Since the very first General Conference on Weights and Measures (CGPM) in 1889, which approved the International Prototype Metre made from platinum-iridium as the standard unit of length, the meter has been defined in a variety of ways. The 11th CGPM, held in 1960, ushered in a significant change by defining the meter using an atomic wavelength: that of the resonance transition between certain levels of energy of the krypton 86 atom. As a result, the meter was the first unit in the SI whose definition was drawn from quantum physics.
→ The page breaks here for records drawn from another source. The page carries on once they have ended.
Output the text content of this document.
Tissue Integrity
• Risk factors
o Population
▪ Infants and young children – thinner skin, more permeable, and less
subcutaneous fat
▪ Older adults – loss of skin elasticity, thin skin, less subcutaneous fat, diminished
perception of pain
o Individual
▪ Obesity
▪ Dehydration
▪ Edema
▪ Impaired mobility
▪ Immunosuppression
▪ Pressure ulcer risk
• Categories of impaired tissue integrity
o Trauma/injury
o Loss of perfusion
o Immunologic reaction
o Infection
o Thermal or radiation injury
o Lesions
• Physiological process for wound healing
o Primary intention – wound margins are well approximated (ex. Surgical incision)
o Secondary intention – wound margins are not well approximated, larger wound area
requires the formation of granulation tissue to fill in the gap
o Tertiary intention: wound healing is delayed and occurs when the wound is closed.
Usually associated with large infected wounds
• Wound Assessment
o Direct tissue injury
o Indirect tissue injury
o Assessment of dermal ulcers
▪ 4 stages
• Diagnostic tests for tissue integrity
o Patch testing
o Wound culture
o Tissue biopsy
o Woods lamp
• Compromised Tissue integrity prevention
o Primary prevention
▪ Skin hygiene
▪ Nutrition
At the same time the meter was being redefined, the second acquired a quantum-based definition as well in 1968 that used the cesium atomic clock, which at the time had a relative accuracy approaching 10-13. In the late 1970s, American researchers measured the propagation speed c of light in vacuum with unmatched precision, hampered only by the realization of the meter’s definition (limited at that time to a scale of 10-9). Consequently, the meter became directly contingent on the second at the 17th CGPM in 1983, where the following definition of the meter was adopted:
The metre is the length of the path travelled by light
in vacuum during a time interval of 1/299,792,458 of a second.
That definition established the numerical value for the speed c of light in a vacuum as 299,792,458 meters per second.
For measuring very large distances, one way to apply the definition of the meter directly would be by measuring the period of time it takes a short light pulse to travel the distance in question. Currently, the measurement of distances from the earth to the moon yields the least uncertainty (approximately one to two centimeters).
Measuring distances of less than a kilometer, by contrast, requires a different approach. In general, optical interferometry is used. That method consists of comparing the length to be measured to the wavelength λ of a monochromatic ray of light whose frequency f (connected to λ by the single, known constant c) can be determined with extreme accuracy. Accordingly, the reference used is the wavelength of the ray generated by a laser stabilized on an atomic line.
To conduct measurements in air, the differences in propagation speed between air and vacuum need to be offset. Refractometers can be used to determine the air optical index and improve routine measurements of length. Thanks to scientific and technological advances over the past few decades, uncertainties of measurements in air of about 10-9 are within reach in practice.
By defining the meter on the basis of a fundamental physical constant – the speed of light in vacuum – we can directly ensure the traceability of even the most extreme measurements of length. With regard to the infinitely large, researchers have identified gravitational waves by measuring variations in length to the order of 10-18 meters using a giant interferometer.
At the other extreme lie nanosystems (approximately 10-9 meter in size), a promising field in which the LNE has invested heavily through its Nanotech Institute devoted to nanomaterials.
The study of nanomaterials, which involves characterizing nano-objects, analyzing their behavior, developing and comparing instrumental methods for measuring their properties, brings us to the very frontiers of measurement. The current task is to clearly define the quantities measured, develop robust methods that can be transposed from one tool to another and ensure the metrological traceability of the results. When it comes to nano-dimensions, the meter’s role is emerging through atomic force microscopy – an area where France is a leader.